I think that this might be a lot of overhead to add for the server. I am suprised that the blaze.server serialization is being used by a third party consumer, maybe it should be private?

The view we have is that Blaze has at least two APIs for representing and interacting with expressions, both of which are public-facing: the programmatic API for blaze expressions, and their serialized forms.

We're using the serialized expression form in both a web client front-end, and in a storage backend. So the serialization protocol is definitely a public facing one.

imho we should have the flexibility to make changes as long as it is supported in the server and client. If we want a more robust, versioned serialization format that should live somewhere outside of the server.

How would that work? Can you describe your ideas here in more detail?

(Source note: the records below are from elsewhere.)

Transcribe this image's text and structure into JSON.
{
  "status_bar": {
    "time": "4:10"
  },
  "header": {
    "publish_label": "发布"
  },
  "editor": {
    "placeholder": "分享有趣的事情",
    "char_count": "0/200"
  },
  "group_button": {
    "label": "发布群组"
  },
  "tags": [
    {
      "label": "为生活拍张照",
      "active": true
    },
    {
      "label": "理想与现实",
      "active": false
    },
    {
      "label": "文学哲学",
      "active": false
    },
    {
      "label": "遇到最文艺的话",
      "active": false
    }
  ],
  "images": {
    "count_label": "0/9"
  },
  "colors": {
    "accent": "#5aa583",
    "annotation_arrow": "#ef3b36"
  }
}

llllllllll commented 8 years ago

What I mean is that there are different constraints for serialization for long term storage and ephemeral transport. In the blaze server, we want to minimize the overhead and to do that we should be able to assume the client/server are on the same version and then go from there with a faster format. When storing things in a databas or on disk we will want to be able to migrate versions and recover all of the information with little assumptions. We could leave the blaze.server.serialization as an implementation detail of the server, and then provide a blaze.serialization for storage.

necaris commented 8 years ago

+1 to making this distinction between ephemeral transport and storage, although I would chime in that even for ephemeral transport there is a lot of utility in ensuring client & server are speaking the same protocol (even if that's just putting big flags in the documentation that the client-server stream is subject to change and versions must be checked -- like the Python pickle module).

skrah commented 8 years ago

Is there a small reproducer for the segfault on Linux? Travis CI reports the default stack size (8MB) on Linux, and CPython's default recursion limit is quite conservative for Linux.

If this is a CPython bug, I'd like to fix it (in 3.5/3.6 at least).